For every infinite sequence that sums to one that I can think of, for example $a_n = 2^{-n}$, the sum $\sum\limits_{n=1}^\infty \frac{a_n}{a_n-1}$ converges, but how can I prove this? I tried the definition of a Cauchy sequence, the ratio test, but:

$$\lim\limits_{n \rightarrow \infty} \left| \frac{a_{n+1}}{a_n} \right| = 1$$

so it is inconclusive, and I don't see how I can use the root test.

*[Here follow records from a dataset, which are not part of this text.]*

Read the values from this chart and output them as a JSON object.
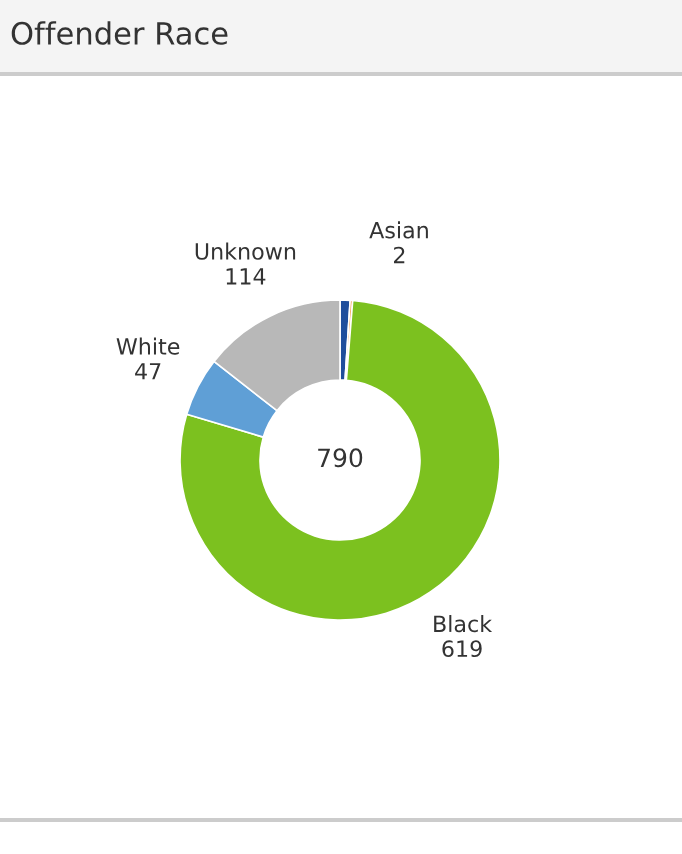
{
  "chart_data": {
    "type": "donut",
    "title": "Offender Race",
    "categories": [
      null,
      "Asian",
      "Black",
      "White",
      "Unknown"
    ],
    "values": [
      8,
      2,
      619,
      47,
      114
    ],
    "value_labels": [
      null,
      "2",
      "619",
      "47",
      "114"
    ],
    "colors": [
      "#1f4e9c",
      "#f28e2b",
      "#7cc11f",
      "#5f9fd6",
      "#b8b8b8"
    ],
    "annotations": [
      "790"
    ],
    "legend": false
  }
}
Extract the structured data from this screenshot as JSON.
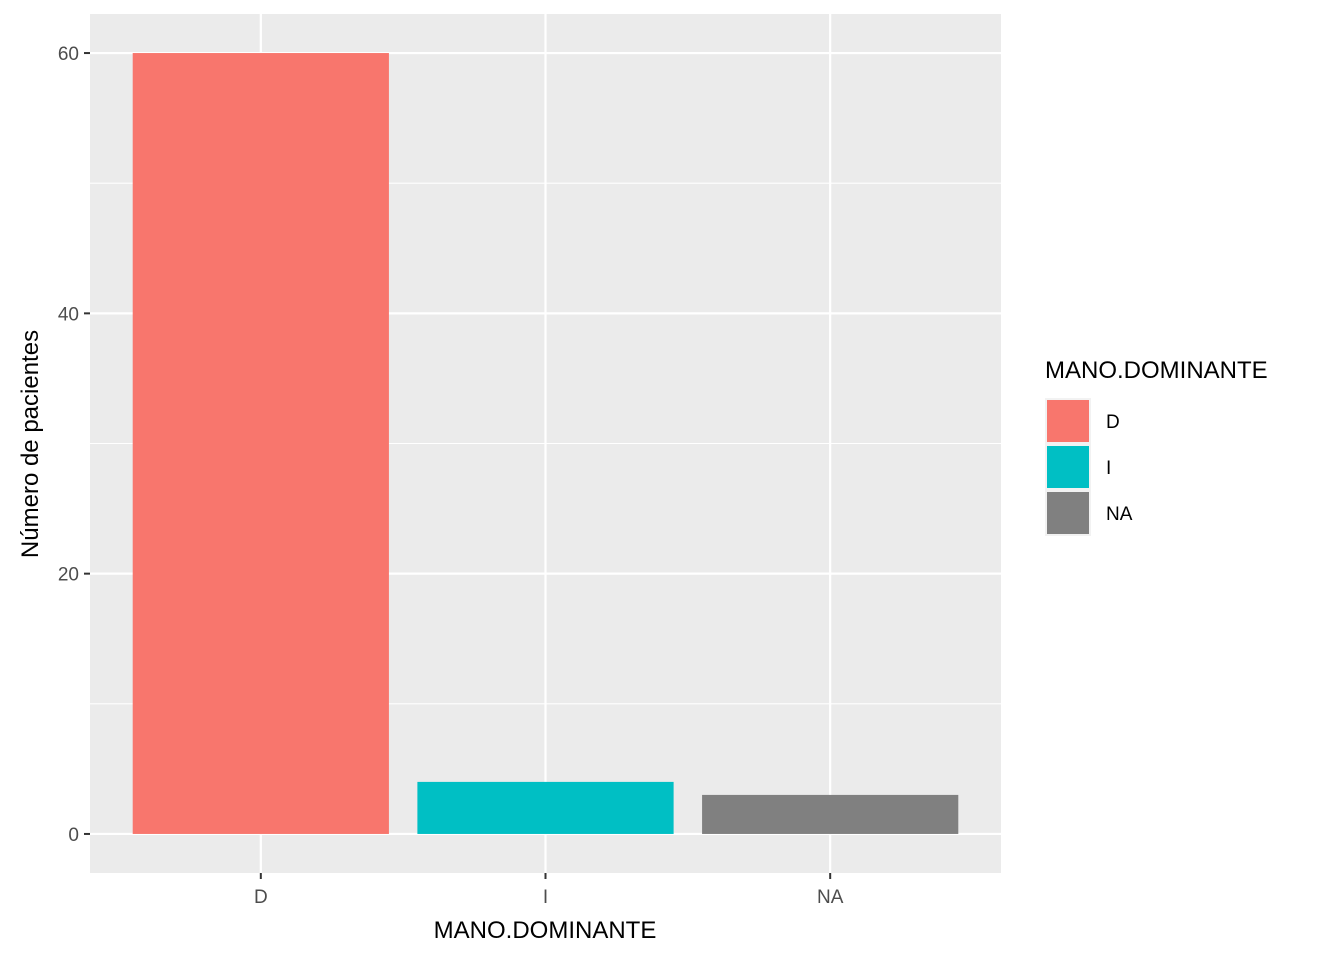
{
  "chart_data": {
    "type": "bar",
    "categories": [
      "D",
      "I",
      "NA"
    ],
    "values": [
      60,
      4,
      3
    ],
    "colors": [
      "#F8766D",
      "#00BFC4",
      "#808080"
    ],
    "xlabel": "MANO.DOMINANTE",
    "ylabel": "Número de pacientes",
    "ylim": [
      -3,
      63
    ],
    "yticks": [
      0,
      20,
      40,
      60
    ],
    "grid": true,
    "panel_background": "#EBEBEB",
    "legend": {
      "title": "MANO.DOMINANTE",
      "placement": "right",
      "items": [
        {
          "label": "D",
          "color": "#F8766D"
        },
        {
          "label": "I",
          "color": "#00BFC4"
        },
        {
          "label": "NA",
          "color": "#808080"
        }
      ]
    }
  }
}
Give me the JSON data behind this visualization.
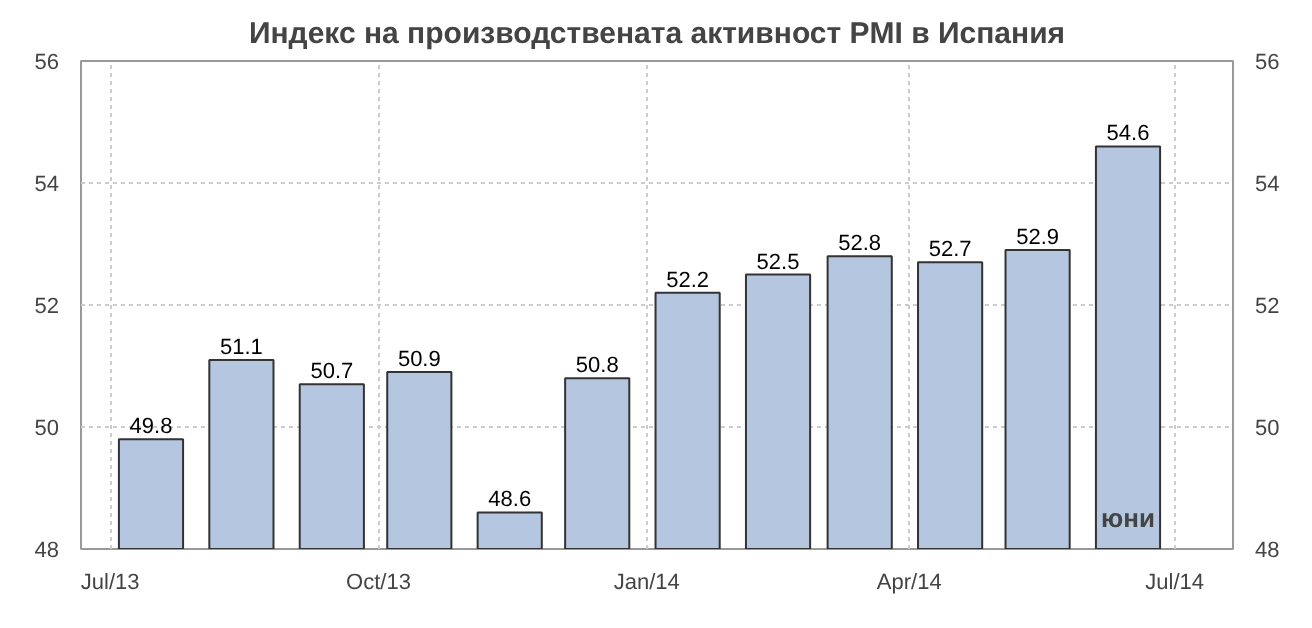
{
  "chart_data": {
    "type": "bar",
    "title": "Индекс на производствената активност PMI в Испания",
    "x": [
      "2013-07-15",
      "2013-08-15",
      "2013-09-15",
      "2013-10-15",
      "2013-11-15",
      "2013-12-15",
      "2014-01-15",
      "2014-02-15",
      "2014-03-15",
      "2014-04-15",
      "2014-05-15",
      "2014-06-15"
    ],
    "values": [
      49.8,
      51.1,
      50.7,
      50.9,
      48.6,
      50.8,
      52.2,
      52.5,
      52.8,
      52.7,
      52.9,
      54.6
    ],
    "color": "#b4c6e0",
    "data_labels": true,
    "xlim": [
      "2013-06-21",
      "2014-07-21"
    ],
    "xticks": [
      {
        "value": "2013-07-01",
        "label": "Jul/13"
      },
      {
        "value": "2013-10-01",
        "label": "Oct/13"
      },
      {
        "value": "2014-01-01",
        "label": "Jan/14"
      },
      {
        "value": "2014-04-01",
        "label": "Apr/14"
      },
      {
        "value": "2014-07-01",
        "label": "Jul/14"
      }
    ],
    "ylim": [
      48,
      56
    ],
    "yticks": [
      48,
      50,
      52,
      54,
      56
    ],
    "y2lim": [
      48,
      56
    ],
    "y2ticks": [
      48,
      50,
      52,
      54,
      56
    ],
    "grid": true,
    "annotations": [
      "юни"
    ]
  }
}
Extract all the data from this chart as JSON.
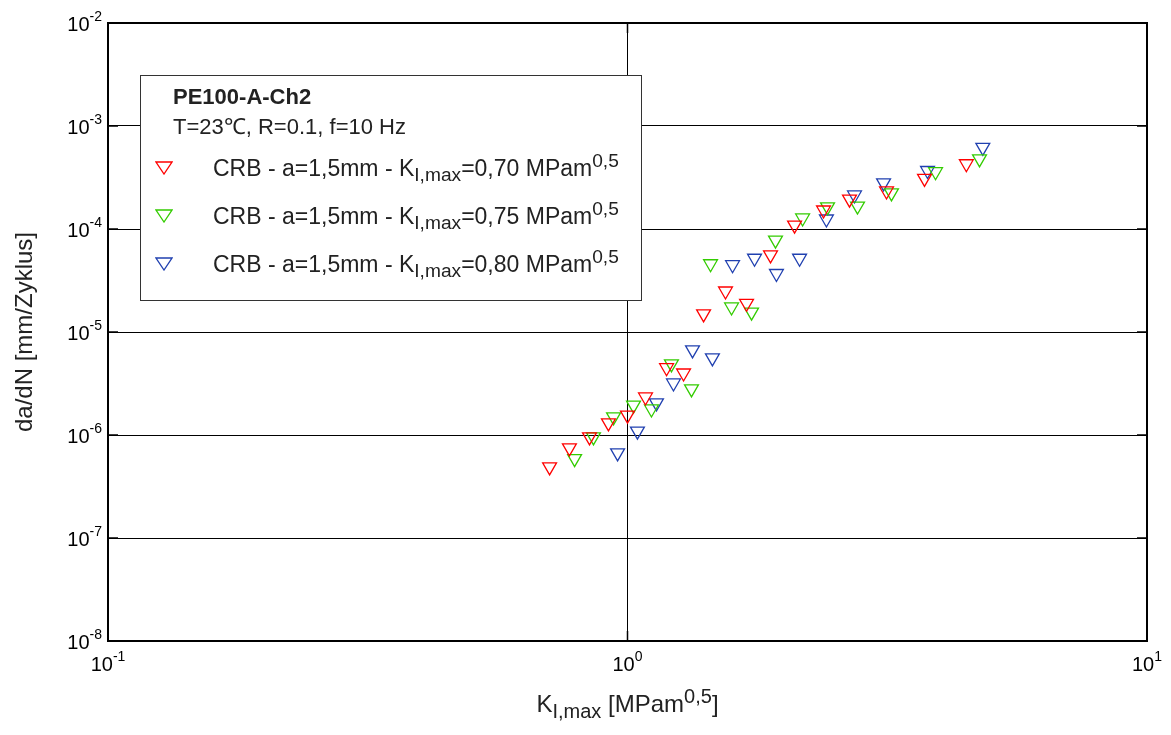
{
  "chart_data": {
    "type": "scatter",
    "xlabel": "K$_{I,max}$ [MPam$^{0,5}$]",
    "ylabel": "da/dN [mm/Zyklus]",
    "legend_title": "PE100-A-Ch2",
    "annotations": [
      "T=23℃, R=0.1, f=10 Hz"
    ],
    "log": "xy",
    "xlim": [
      0.1,
      10
    ],
    "ylim": [
      1e-08,
      0.01
    ],
    "xticks": [
      {
        "value": 0.1,
        "label": "10$^{-1}$"
      },
      {
        "value": 1,
        "label": "10$^{0}$"
      },
      {
        "value": 10,
        "label": "10$^{1}$"
      }
    ],
    "yticks": [
      {
        "value": 1e-08,
        "label": "10$^{-8}$"
      },
      {
        "value": 1e-07,
        "label": "10$^{-7}$"
      },
      {
        "value": 1e-06,
        "label": "10$^{-6}$"
      },
      {
        "value": 1e-05,
        "label": "10$^{-5}$"
      },
      {
        "value": 0.0001,
        "label": "10$^{-4}$"
      },
      {
        "value": 0.001,
        "label": "10$^{-3}$"
      },
      {
        "value": 0.01,
        "label": "10$^{-2}$"
      }
    ],
    "grid": true,
    "legend": "top left",
    "marker": "triangle",
    "series": [
      {
        "name": "CRB - a=1,5mm - K$_{I,max}$=0,70 MPam$^{0,5}$",
        "color": "#ff0000",
        "x": [
          0.708,
          0.773,
          0.845,
          0.919,
          1.0,
          1.083,
          1.189,
          1.282,
          1.401,
          1.544,
          1.695,
          1.885,
          2.097,
          2.384,
          2.675,
          3.152,
          3.73,
          4.49
        ],
        "values": [
          4.9e-07,
          7.5e-07,
          9.6e-07,
          1.31e-06,
          1.56e-06,
          2.34e-06,
          4.5e-06,
          4e-06,
          1.5e-05,
          2.5e-05,
          1.9e-05,
          5.6e-05,
          0.000109,
          0.000153,
          0.000195,
          0.000234,
          0.00031,
          0.00043
        ]
      },
      {
        "name": "CRB - a=1,5mm - K$_{I,max}$=0,75 MPam$^{0,5}$",
        "color": "#33cc00",
        "x": [
          0.791,
          0.86,
          0.94,
          1.027,
          1.112,
          1.215,
          1.328,
          1.445,
          1.586,
          1.733,
          1.927,
          2.173,
          2.427,
          2.772,
          3.222,
          3.917,
          4.76
        ],
        "values": [
          5.9e-07,
          9.6e-07,
          1.5e-06,
          1.95e-06,
          1.79e-06,
          4.9e-06,
          2.8e-06,
          4.6e-05,
          1.75e-05,
          1.56e-05,
          7.8e-05,
          0.000128,
          0.000164,
          0.000167,
          0.000224,
          0.00036,
          0.00048
        ]
      },
      {
        "name": "CRB - a=1,5mm - K$_{I,max}$=0,80 MPam$^{0,5}$",
        "color": "#2040b0",
        "x": [
          0.957,
          1.045,
          1.137,
          1.226,
          1.334,
          1.457,
          1.593,
          1.756,
          1.935,
          2.144,
          2.415,
          2.735,
          3.111,
          3.78,
          4.83
        ],
        "values": [
          6.7e-07,
          1.09e-06,
          2.05e-06,
          3.2e-06,
          6.7e-06,
          5.6e-06,
          4.5e-05,
          5.2e-05,
          3.7e-05,
          5.2e-05,
          0.000125,
          0.000214,
          0.00028,
          0.00037,
          0.00062
        ]
      }
    ]
  }
}
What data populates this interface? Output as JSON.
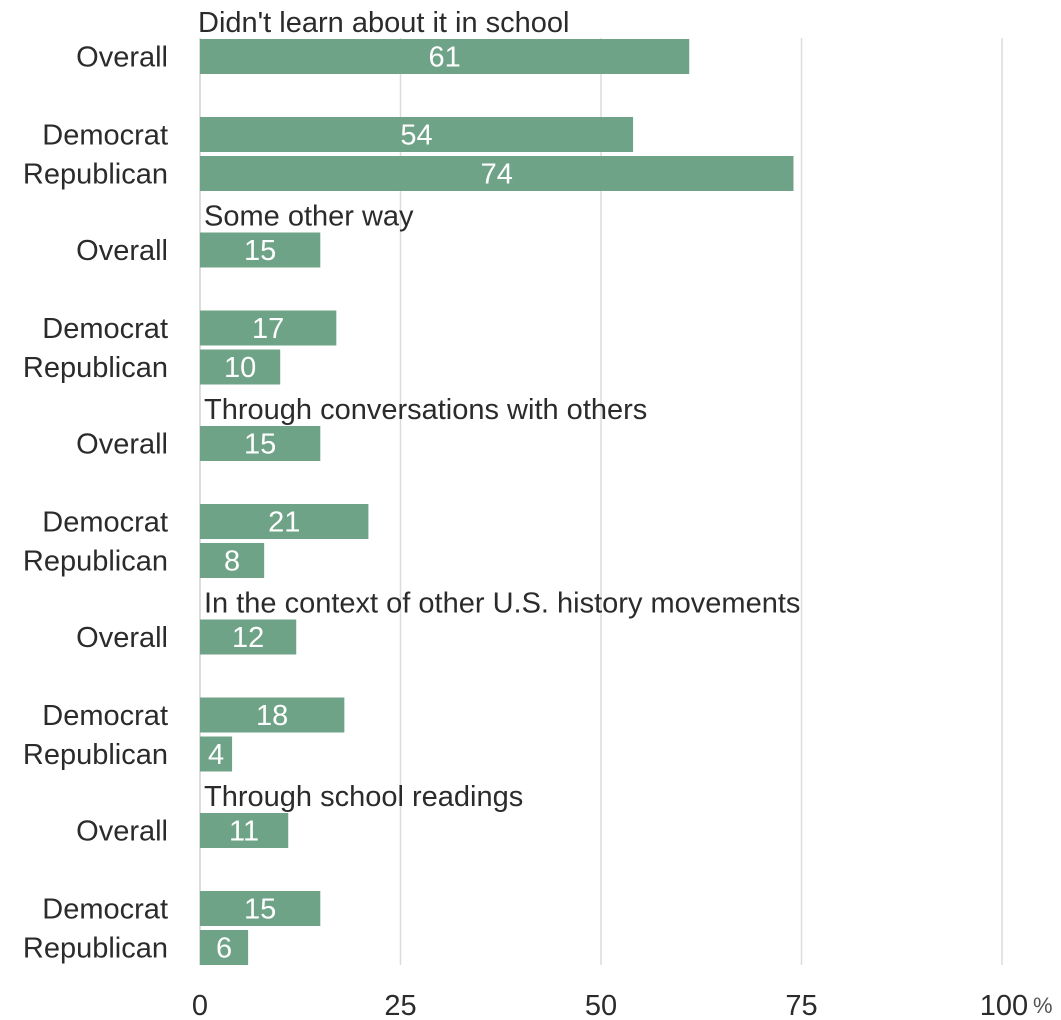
{
  "chart_data": {
    "type": "bar",
    "orientation": "horizontal",
    "bar_color": "#6fa387",
    "xlim": [
      0,
      100
    ],
    "x_ticks": [
      "0",
      "25",
      "50",
      "75",
      "100"
    ],
    "x_unit": "%",
    "grid": true,
    "groups": [
      {
        "title": "Didn't learn about it in school",
        "rows": [
          {
            "label": "Overall",
            "value": 61
          },
          {
            "label": "Democrat",
            "value": 54
          },
          {
            "label": "Republican",
            "value": 74
          }
        ]
      },
      {
        "title": "Some other way",
        "rows": [
          {
            "label": "Overall",
            "value": 15
          },
          {
            "label": "Democrat",
            "value": 17
          },
          {
            "label": "Republican",
            "value": 10
          }
        ]
      },
      {
        "title": "Through conversations with others",
        "rows": [
          {
            "label": "Overall",
            "value": 15
          },
          {
            "label": "Democrat",
            "value": 21
          },
          {
            "label": "Republican",
            "value": 8
          }
        ]
      },
      {
        "title": "In the context of other U.S. history movements",
        "rows": [
          {
            "label": "Overall",
            "value": 12
          },
          {
            "label": "Democrat",
            "value": 18
          },
          {
            "label": "Republican",
            "value": 4
          }
        ]
      },
      {
        "title": "Through school readings",
        "rows": [
          {
            "label": "Overall",
            "value": 11
          },
          {
            "label": "Democrat",
            "value": 15
          },
          {
            "label": "Republican",
            "value": 6
          }
        ]
      }
    ]
  }
}
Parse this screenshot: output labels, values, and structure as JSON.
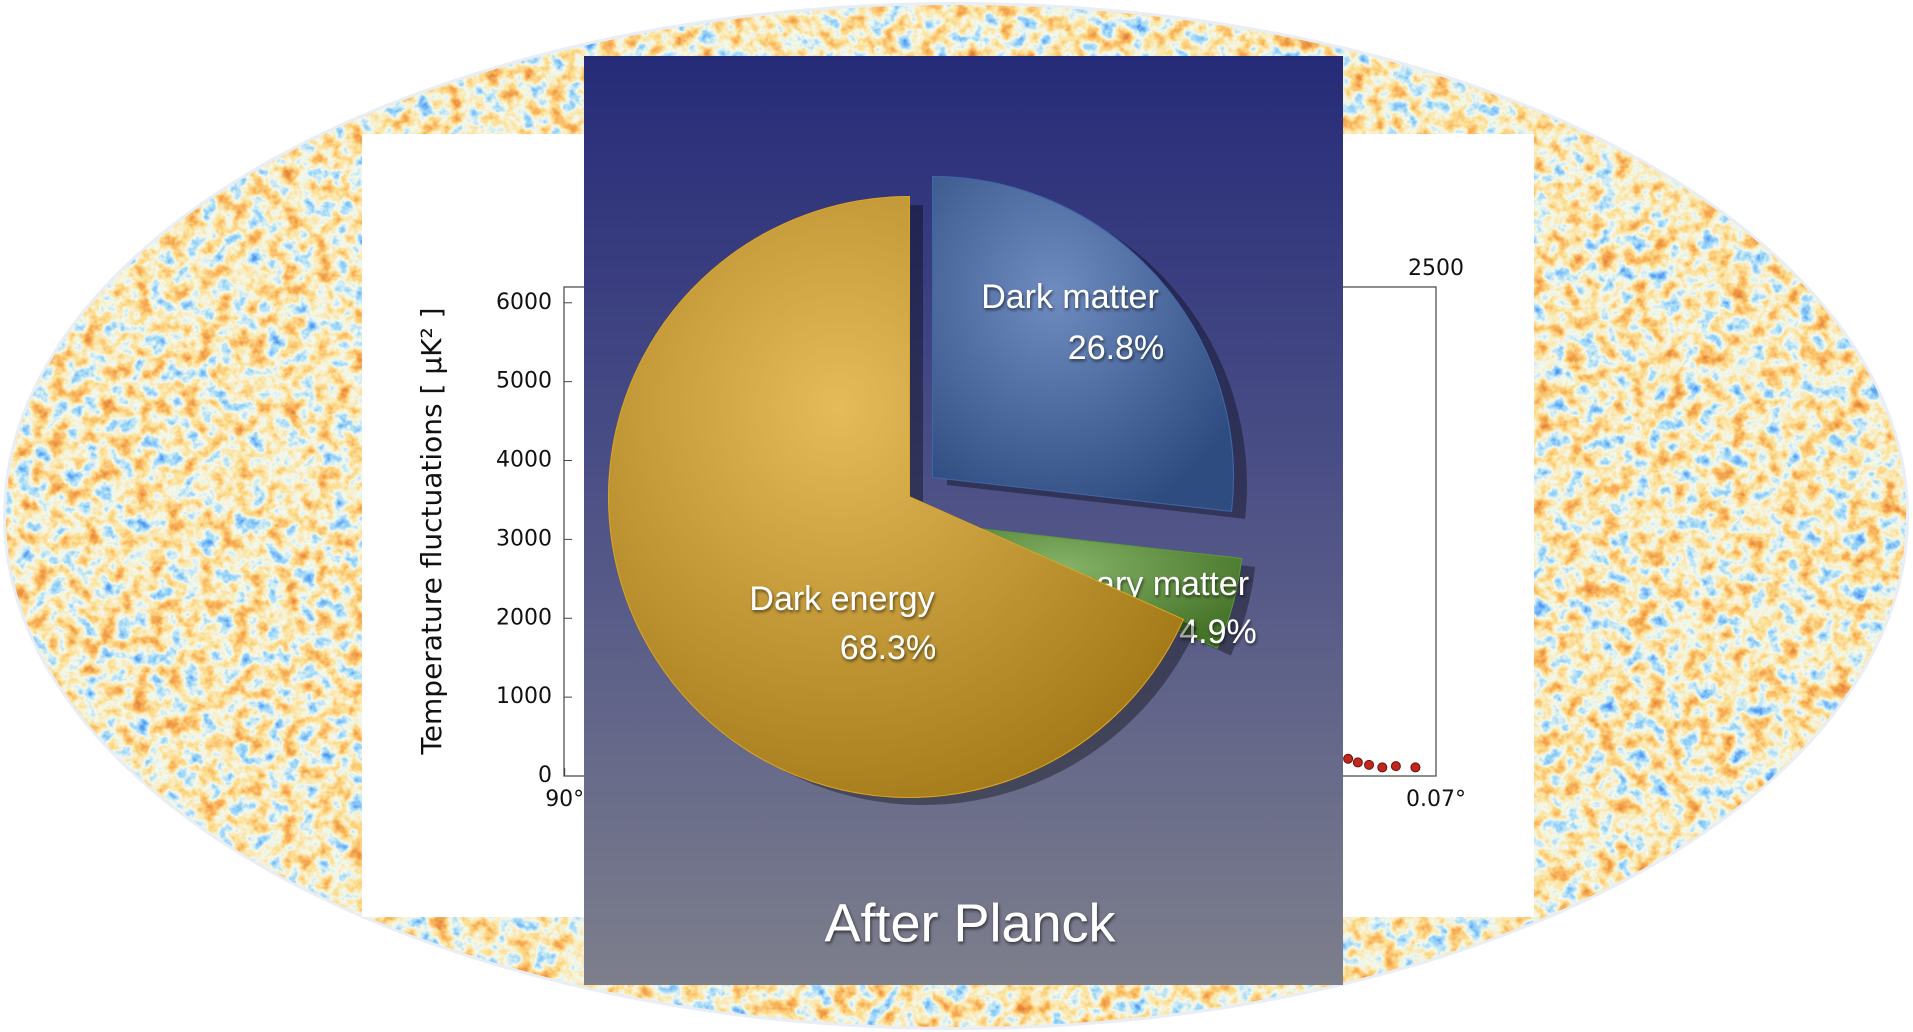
{
  "chart_data": [
    {
      "type": "scatter",
      "y_label": "Temperature fluctuations [ μK² ]",
      "x": [
        2248,
        2276,
        2308,
        2346,
        2385,
        2441
      ],
      "values": [
        219,
        172,
        141,
        109,
        125,
        109
      ],
      "color": "#c0271e",
      "xlim": [
        0,
        2500
      ],
      "ylim": [
        0,
        6200
      ],
      "yticks": [
        0,
        1000,
        2000,
        3000,
        4000,
        5000,
        6000
      ],
      "xticks": [
        2500
      ],
      "x2ticks": [
        {
          "value": 2,
          "label": "90°"
        },
        {
          "value": 2500,
          "label": "0.07°"
        }
      ]
    },
    {
      "type": "pie",
      "title": "After Planck",
      "categories": [
        "Dark matter",
        "Ordinary matter",
        "Dark energy"
      ],
      "values": [
        26.8,
        4.9,
        68.3
      ],
      "value_labels": [
        "26.8%",
        "4.9%",
        "68.3%"
      ],
      "colors": [
        "#3f66ac",
        "#5c9a36",
        "#dca423"
      ]
    }
  ]
}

I also don't see a convergent sequence that is below the sequence above.

Thank you for your help!

Answer 1

Let $\epsilon>0$. As $\sum a_n$ converges, we have $a_n\to 0$ and in particular $a_n<\frac \epsilon{1+\epsilon}$ for almost all $n$. Apart from the finitely many summands with $a_n\ge \frac \epsilon{1+\epsilon}$, we have $a_n<\frac{a_n}{1-a_n}<(1+\epsilon)a_n$. Then the liminf and limsup of the partial sums of $\sum\frac{a_n}{1-a_n}$ differ by at most $\epsilon\sum a_n\le \epsilon$. As $\epsilon$ was arbitrary positive, we conclude that $\liminf=\limsup$.

Answer 2

You have

• $\lim_{n\to \infty} a_n = 0$ since $\sum_{n=1}^\infty a_n \leq 1$.
• $\Rightarrow \lim_{n\to \infty} \frac{1}{a_n - 1} = -1$.
• $\Rightarrow -1 -\epsilon < \frac{1}{a_n - 1}< -1 +\epsilon$ for $n\geq N_{\epsilon}$. $$\stackrel{a_n \geq 0}{\Rightarrow} (-1-\epsilon)\sum_{n=N}^\infty a_n \leq \sum_{n=N}^\infty \frac{a_n}{a_n - 1} \leq (-1+\epsilon)\sum_{n=N}^\infty a_n$$ So, it is convergent.

Answer 3

Attempt at an answer (with help from the comments on my question):

Let me sort the $a_n$ in descending order, then $a_n < 1/2$ for $n \geq 2$, and the denominator $a_n - 1 < -1/2$, so $| \frac{a_n}{a_n -1} | \leq a_n$ and I've found a comparator series.

Answer 4

Hint: Since the sum is convergent the terms tend to $0$. So there exists $N$ such that $0\le a_n<1/2$ for all $n>N$. But $0\le a_n<1/2$ implies $1/(1-a_n)<2$.